Hidmo Eritrean Restaurant
2000 S Jackson St, 329-1534
Tues-Sat 11 am-2 am, Sun 5 pm-2 am.

Some advice if you decide to eat at Hidmo Eritrean restaurant: Seek out the hut. The rest of the dining room looks a little like a laundromat stripped of its machines, but that fluorescence is tempered beneath the shelter of the thatched roof where, seated beside a simulated earthen oven, one can pretend to warm ones hands by the cellophane flames. Two ersatz chickens pose in front of the hearth with a display of baskets and cooking implements. Our table boasted a clear top above a mosaic of lentils. The effect in total was one-part anthropology lesson, one-part Epcot display.

Frankly, if you're like me, you need a little education on Eritrea. When I first learned about East African cuisine by dining in Ethiopian restaurants some dozen years ago, a full two-thirds of all the places I tried were called Red Sea. This is confusing, because since winning its independence from Ethiopia after 30 years of war, it is in fact Eritrea that borders the Red Sea, leaving Ethiopia landlocked. (It just goes to show how little you can learn by eating out.) The two countries rehashed their hostilities in a devastating 1998 border war, and currently eke out an uneasy peace.

Despite the strife between the two countries, Eritrean cuisine should feel familiar to frequent Ethiopian diners. The heart of a meal in both cases is injera, the spongy, slightly sour pancake bread that serves as serving platter, sauce sopper, and utensil. I find injera-eating one of the most collegial ways to share food, much better than the frenetic passing of small plates, or the vague menace of forks reaching across the table to try someone else's meat. Instead each person wraps their hand in a hygienic hunk of flatbread and grabs a morsel of whichever preparation looks appealing. Double dipping is nearly impossible.

My friends, who are still glowing over their engagement, were new to any kind of East African cuisine, so we started off with one of my favorite dishes, fitfit ($6.95), a sort of bread salad made with chilies, onion, tomatoes, and citrus juice. The fitfits I've had before have been made with ground tomatoes and were smooth, but at Hidmo, the fitfit was chunky like a pico de gallo, offering welcome crunch to a meal of many mushes. "It's like fattoush!" said the fiancée, referring to the yummy Lebanese pita-bread salad. Indeed. Someone, perhaps me, should take a census of all the bread salads around the globe--so far, I have found them to be a force of good in this world.

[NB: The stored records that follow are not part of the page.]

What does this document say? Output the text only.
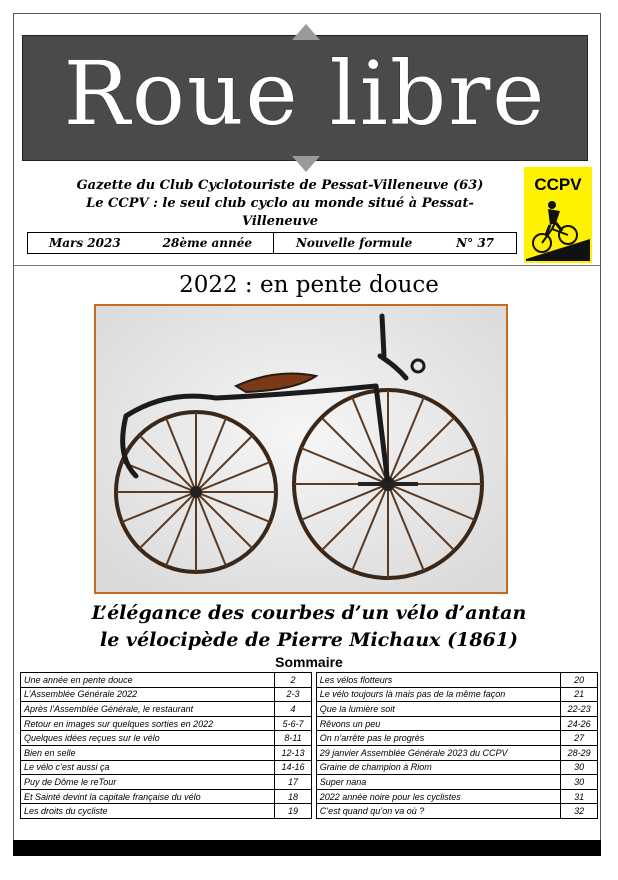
Roue libre
Gazette du Club Cyclotouriste de Pessat-Villeneuve (63)
Le CCPV : le seul club cyclo au monde situé à Pessat-Villeneuve
CCPV
Mars 2023	28ème année	Nouvelle formule	N° 37
2022 : en pente douce
L’élégance des courbes d’un vélo d’antan
le vélocipède de Pierre Michaux (1861)
Sommaire
Une année en pente douce	2		Les vélos flotteurs	20
L’Assemblée Générale 2022	2-3		Le vélo toujours là mais pas de la même façon	21
Après l’Assemblée Générale, le restaurant	4		Que la lumière soit	22-23
Retour en images sur quelques sorties en 2022	5-6-7		Rêvons un peu	24-26
Quelques idées reçues sur le vélo	8-11		On n’arrête pas le progrès	27
Bien en selle	12-13		29 janvier Assemblée Générale 2023 du CCPV	28-29
Le vélo c’est aussi ça	14-16		Graine de champion à Riom	30
Puy de Dôme le reTour	17		Super nana	30
Et Sainté devint la capitale française du vélo	18		2022 année noire pour les cyclistes	31
Les droits du cycliste	19		C’est quand qu’on va où ?	32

When I eat East African food, I almost always order a veggie sampler ($8.95), an important strategy to maximize the variety of dishes one gets on one's injera. At Hidmo the veggie special went a long way toward fulfilling the nine daily servings of vegetables (or fruit) the USDA now recommends for a balanced diet. There were the familiar red and yellow lentils, sautéed greens, green and yellow string beans, a mild, yellow-hued stew of cabbage and carrots, and a green salad--romaine dressed in a nice lemon-pepper vinaigrette. The combo also included a pile of fresh crumbled cheese, which was delicate in flavor, a little like the paneer at an Indian restaurant, and essential for cooling off when spiciness flared up. Frankly the veggies at Hidmo tasted like they were on a bit of a diet--somewhat less buttery and spicy than those I've had at other East African restaurants. But this was all made up for by the scrumptious okra, lush and subtly spiced. (Oh okra, you edible paradox--how can you be both crunchy and slimy? And why is that so good?)

Nestled up to the pile of okra was zegni beghie ($9.95), lamb stewed until it falls in dark henna-brown shreds. It had a darkly sweet pepper flavor and a lingering after-burn. (See crumbled cheese, above.) Kelwa derho ($9.95) looked handsome, with its neat cubes of chicken cooked with chilies, onion, and tomato, but tasted somewhat parched. Injera eating is really most fun with sloppy, slurpy stews like the okra and the zegni beghie anyway. So, before we left our simulated slice of village, we did finish off the braised lamb--nibbling straight through the injera and leaving a bit of the underlying metal tray peeping through. After all, when you're eating East African, clearing your plate means eating it too.